DR: I wish there was a simple answer to your question — just so that I could stop wondering about it in my life too. Having experienced some of the same things that you appear to have gone through, I can tell you some things that I’ve found helpful, and hope that they work for you too. Like you correctly said, one of the biggest costs of bullying and harassment is a loss of confidence. So, to address that, I think you can start with being more forgiving of yourself. I think the reason confidence becomes one of the casualties of bullying is because somewhere deep within us, we blame ourselves for getting picked on, and not being able to protect ourselves. And I think forgiveness can go hand-in-hand with acceptance also. To be honest, both of these can take a long time and are also challenging — but I do think it’s definitely worth it.
Also, if it’s the opinions of the bullies and harassers that continue to linger at the back of your mind, it might help to look at it like this: they were not trying to give you their honest, unbiased opinions; they were driven by a motivation to get a kick out of bullying/harassing you to feel better about themselves. And do you want to trust the opinions of someone, who needs to put others down just so they can feel better about themselves? I hope this helps. Good luck!

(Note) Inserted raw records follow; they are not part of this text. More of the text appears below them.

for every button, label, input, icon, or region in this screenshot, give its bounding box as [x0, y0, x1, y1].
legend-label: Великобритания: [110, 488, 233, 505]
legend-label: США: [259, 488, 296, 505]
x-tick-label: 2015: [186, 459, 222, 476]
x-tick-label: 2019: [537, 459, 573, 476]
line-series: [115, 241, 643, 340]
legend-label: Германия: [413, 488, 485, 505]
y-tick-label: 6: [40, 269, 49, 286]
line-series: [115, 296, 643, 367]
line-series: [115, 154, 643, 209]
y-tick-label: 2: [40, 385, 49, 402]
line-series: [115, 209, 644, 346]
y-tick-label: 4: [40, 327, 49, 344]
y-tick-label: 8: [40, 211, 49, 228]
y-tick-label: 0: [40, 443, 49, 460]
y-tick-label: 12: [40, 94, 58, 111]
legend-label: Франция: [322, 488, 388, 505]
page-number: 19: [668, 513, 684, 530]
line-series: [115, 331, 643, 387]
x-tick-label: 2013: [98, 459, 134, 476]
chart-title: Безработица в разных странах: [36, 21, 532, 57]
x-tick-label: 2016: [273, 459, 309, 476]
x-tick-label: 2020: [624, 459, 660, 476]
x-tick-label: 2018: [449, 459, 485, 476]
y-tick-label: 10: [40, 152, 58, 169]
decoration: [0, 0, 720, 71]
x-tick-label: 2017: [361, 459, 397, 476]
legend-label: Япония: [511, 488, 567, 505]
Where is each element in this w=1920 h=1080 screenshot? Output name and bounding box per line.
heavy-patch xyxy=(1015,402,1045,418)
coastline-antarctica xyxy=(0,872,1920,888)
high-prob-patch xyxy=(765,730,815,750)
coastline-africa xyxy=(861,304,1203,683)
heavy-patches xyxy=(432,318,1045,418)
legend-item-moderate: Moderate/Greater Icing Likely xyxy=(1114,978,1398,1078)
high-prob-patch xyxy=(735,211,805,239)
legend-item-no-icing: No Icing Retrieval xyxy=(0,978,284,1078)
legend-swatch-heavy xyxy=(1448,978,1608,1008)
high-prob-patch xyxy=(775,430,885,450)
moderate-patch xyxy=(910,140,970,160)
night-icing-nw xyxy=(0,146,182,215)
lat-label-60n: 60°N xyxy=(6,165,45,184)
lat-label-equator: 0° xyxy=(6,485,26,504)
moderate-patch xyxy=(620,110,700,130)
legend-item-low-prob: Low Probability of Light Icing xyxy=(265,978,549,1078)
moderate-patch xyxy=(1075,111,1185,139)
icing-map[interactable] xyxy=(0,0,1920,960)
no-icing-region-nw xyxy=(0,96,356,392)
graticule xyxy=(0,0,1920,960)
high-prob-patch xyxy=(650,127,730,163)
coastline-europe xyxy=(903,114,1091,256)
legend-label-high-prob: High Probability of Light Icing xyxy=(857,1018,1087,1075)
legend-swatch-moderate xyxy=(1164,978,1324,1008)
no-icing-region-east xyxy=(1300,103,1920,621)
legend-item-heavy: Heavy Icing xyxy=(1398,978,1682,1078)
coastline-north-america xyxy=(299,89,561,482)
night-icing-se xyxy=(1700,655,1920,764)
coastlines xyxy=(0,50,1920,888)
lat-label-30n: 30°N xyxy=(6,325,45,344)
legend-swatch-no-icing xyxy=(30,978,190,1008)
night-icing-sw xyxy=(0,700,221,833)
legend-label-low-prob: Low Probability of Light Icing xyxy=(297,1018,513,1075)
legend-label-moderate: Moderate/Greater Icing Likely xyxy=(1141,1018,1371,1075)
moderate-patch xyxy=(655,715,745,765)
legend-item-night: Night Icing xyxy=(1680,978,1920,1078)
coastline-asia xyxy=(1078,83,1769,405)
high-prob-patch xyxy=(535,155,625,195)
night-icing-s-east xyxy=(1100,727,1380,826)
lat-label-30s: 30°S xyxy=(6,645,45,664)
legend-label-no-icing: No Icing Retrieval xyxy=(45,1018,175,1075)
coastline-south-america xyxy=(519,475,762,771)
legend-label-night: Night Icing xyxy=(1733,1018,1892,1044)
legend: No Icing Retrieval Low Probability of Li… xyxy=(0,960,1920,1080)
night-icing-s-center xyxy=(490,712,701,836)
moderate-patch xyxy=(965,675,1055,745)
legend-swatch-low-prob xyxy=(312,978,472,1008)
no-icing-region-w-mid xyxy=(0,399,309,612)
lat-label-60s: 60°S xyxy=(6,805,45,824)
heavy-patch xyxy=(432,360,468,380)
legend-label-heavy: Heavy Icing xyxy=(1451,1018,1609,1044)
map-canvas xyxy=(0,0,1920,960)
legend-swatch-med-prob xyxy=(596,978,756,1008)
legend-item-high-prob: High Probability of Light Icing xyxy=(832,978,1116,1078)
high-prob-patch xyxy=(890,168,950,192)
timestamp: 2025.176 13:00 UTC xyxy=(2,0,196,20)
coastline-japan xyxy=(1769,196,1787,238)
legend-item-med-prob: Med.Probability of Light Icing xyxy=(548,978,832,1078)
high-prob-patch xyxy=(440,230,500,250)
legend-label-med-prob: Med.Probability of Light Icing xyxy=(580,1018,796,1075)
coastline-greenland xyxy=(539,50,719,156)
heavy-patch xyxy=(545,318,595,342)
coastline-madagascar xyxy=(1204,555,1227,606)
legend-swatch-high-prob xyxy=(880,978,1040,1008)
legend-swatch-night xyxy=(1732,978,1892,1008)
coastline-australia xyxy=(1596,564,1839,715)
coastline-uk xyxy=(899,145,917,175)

AS: I feel terrible that you’ve gone through all this trauma and harassment, and first off, I just want to send you virtual hugs and high-fives, to tell you that you’re powerful and you will get through this! There’s nothing we can do to undo the past, but we can control the amount of hold it has over us. You clearly had a horrible experience at a toxic workplace, and to put it truly in the past, maybe you need to try re-writing that experience? Maybe just freelance for a bit, and be your own boss. Alternatively, don’t hold back from applying to new places, but be super selective based on company culture and ethics — that might help you find a place where you feel nurtured and supported. But work is obviously not everything, so even in your personal life, maybe there are some new experiences you could channel to bring back your confidence. For instance, maybe you could join a mentoring group for young adults who face the same issues as you did? That might help you look back at how much stronger you are now, and your experience may help someone else. Or perhaps, a virtual support group for those trying to overcome childhood bullying? It might be a nice place to engage with people that understand what you’ve been through. Reduce time with your family if they seem to pull you down, and surround yourself only with people that build you up. I don’t know you well (obviously) but from the way you’ve worded this woe, I want to guess that your older, more confident self is right there, just slightly under the surface. In your own words, you said you know you can channelize that confidence — and I think that self-belief is a great place to start.